Public Health England (a UK government-funded and regulated organisation) made clear recommendations to introduce a sugar tax, levied on products containing seriously high levels of sugar in products, as a way of tackling the obesity crisis by curbing demand for unhealthy food and drinks. I wonder in what way choosing to ignore the considered and researched findings of such expert recommendations can be the right thing to do? Often in our leadership we are challenged to be courageous, be creative in our solutions and to be compassionate to others. We will have opportunities in our lives to make a difference but these may come with pressure from those around us to not ‘rock the boat’, not to upset someone else’s strategy or do things that others may not want done. You see, doing the right thing may not be easy, it may not be straight forward, but it will make a difference; you just have to be true to yourself, be courageous, be prepared to face obstacles and challenges. You have to be prepared not to give up, but to stand up.
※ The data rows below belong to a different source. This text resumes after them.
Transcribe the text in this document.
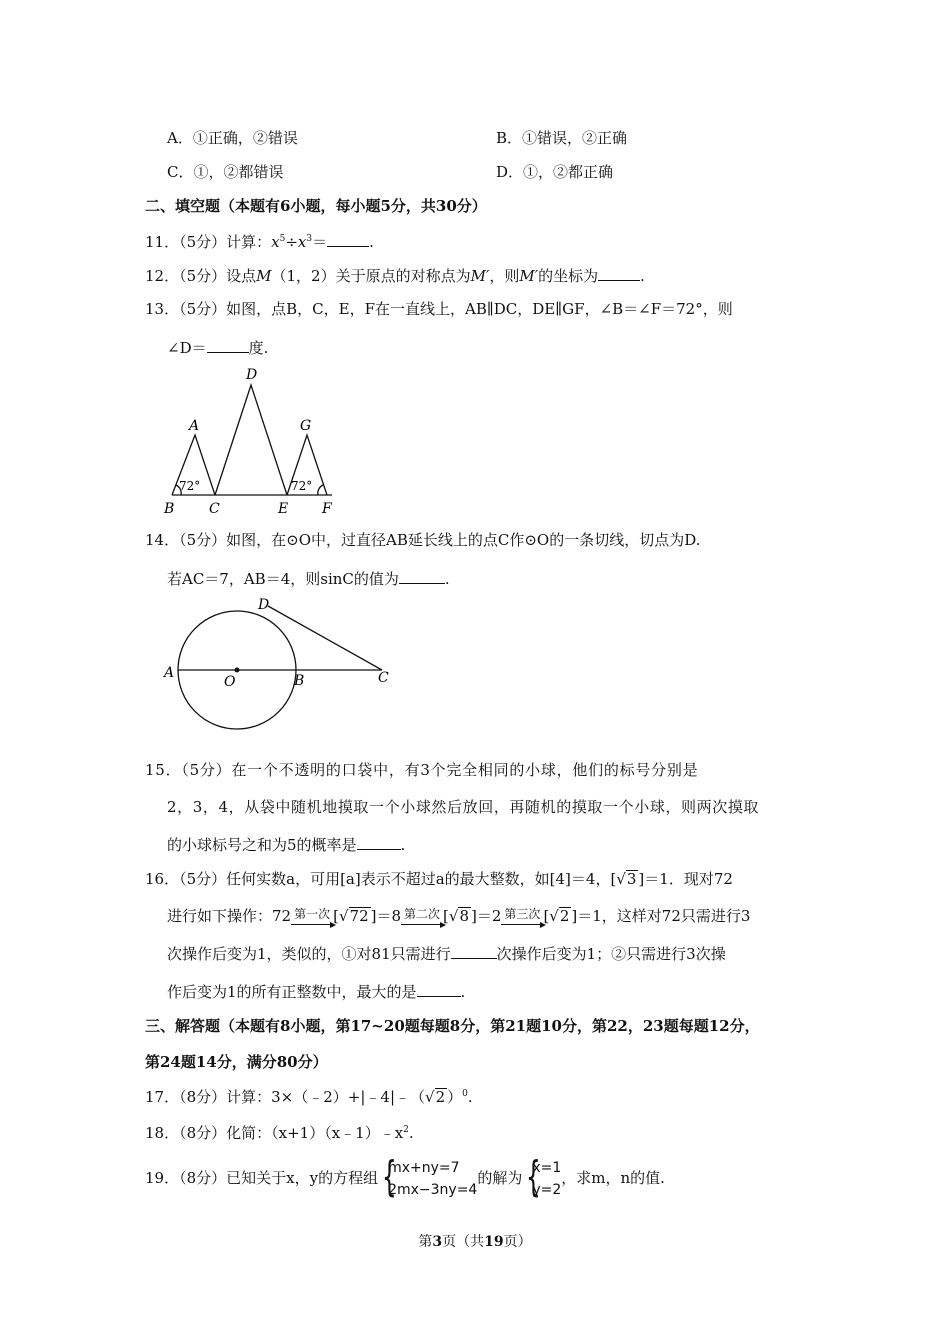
A．①正确，②错误	B．①错误，②正确
C．①，②都错误	D．①，②都正确
二、填空题（本题有6小题，每小题5分，共30分）
11．（5分）计算：$x^5\div x^3=$	.
12．（5分）设点M（1，2）关于原点的对称点为M′，则M′的坐标为	.
13．（5分）如图，点B，C，E，F在一直线上，AB∥DC，DE∥GF，∠B＝∠F＝72°，则
∠D＝	度.
D
A	G
B C	E F
72°	72°
14．（5分）如图，在⊙O中，过直径AB延长线上的点C作⊙O的一条切线，切点为D.
若AC＝7，AB＝4，则sinC的值为	.
D
A
O	B	C
15．（5分）在一个不透明的口袋中，有3个完全相同的小球，他们的标号分别是
2，3，4，从袋中随机地摸取一个小球然后放回，再随机的摸取一个小球，则两次摸取
的小球标号之和为5的概率是	.
16．（5分）任何实数a，可用[a]表示不超过a的最大整数，如[4]＝4，[√3 ]＝1．现对72
进行如下操作：72 第一次 [√72 ]＝8 第二次 [√8 ]＝2 第三次 [√2 ]＝1，这样对72只需进行3
次操作后变为1，类似的，①对81只需进行	次操作后变为1；②只需进行3次操
作后变为1的所有正整数中，最大的是	.
三、解答题（本题有8小题，第17~20题每题8分，第21题10分，第22，23题每题12分，
第24题14分，满分80分）
17．（8分）计算：3×（﹣2）+|﹣4|﹣（√2 ）$^0$.
18．（8分）化简：$(x+1)(x﹣1)﹣x^2$.
19．（8分）已知关于x，y的方程组
{ mx+ny=7
2mx−3ny=4
的解为
{ x=1
y=2
，求m，n的值.
第3页（共19页）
Today, I experienced a rather more personal example of both not doing the right thing and getting it so very right. My father, who is in his 80s, does not currently enjoy the best of health. His condition means there is an increased need for support and equipment around him to make his life as easy as possible and to this end, we have installed a stair lift, an essential piece of equipment to allow him to use both upstairs and downstairs in his home.
The lift came to a stop last night and for whatever reason, my mother could not get it going again. Faced with such an issue late in the evening and being some 80 miles away, after a number of telephone discussions, we were forced to conclude that he would have to go upstairs on his bum 3 steps at a time, rest and then repeat until upstairs, and that we would have to get an engineer out to find the problem and fix it.
Now having purchased the lift privately and installed it ourselves, I was in hope that by offering to pay in advance, the manufacturer would be able to accept the request and organise for one of their national service engineers to visit. Alas, this proved far too simple; we would have to have a service agreement in place before being able to have access to an engineer. A prime example of following a process to honour their intention, that of getting a long term service agreement in place, but not recognising the immediate need of an elderly couple! The conversation through 3 separate telephone numbers, with multiple “I will have to put you on hold” resulted in thanks for your (limited) assistance, but I need to find someone who can respond more flexibly.
One call later to a regional installer with offices near to my parents’ address found an altogether different approach. Concern for their wellbeing, understanding of the immediate need, a commitment and willingness to solve the problem first and then to deal with paperwork. Because it was the right thing to do. Well done Chris Martin at Hanoverlifts! A caring, compassionate, courageous and creative person…and of course, they will be looking after my parents’ stair lift going forward.

So go on, do the right thing today, be compassionate, creative and courageous.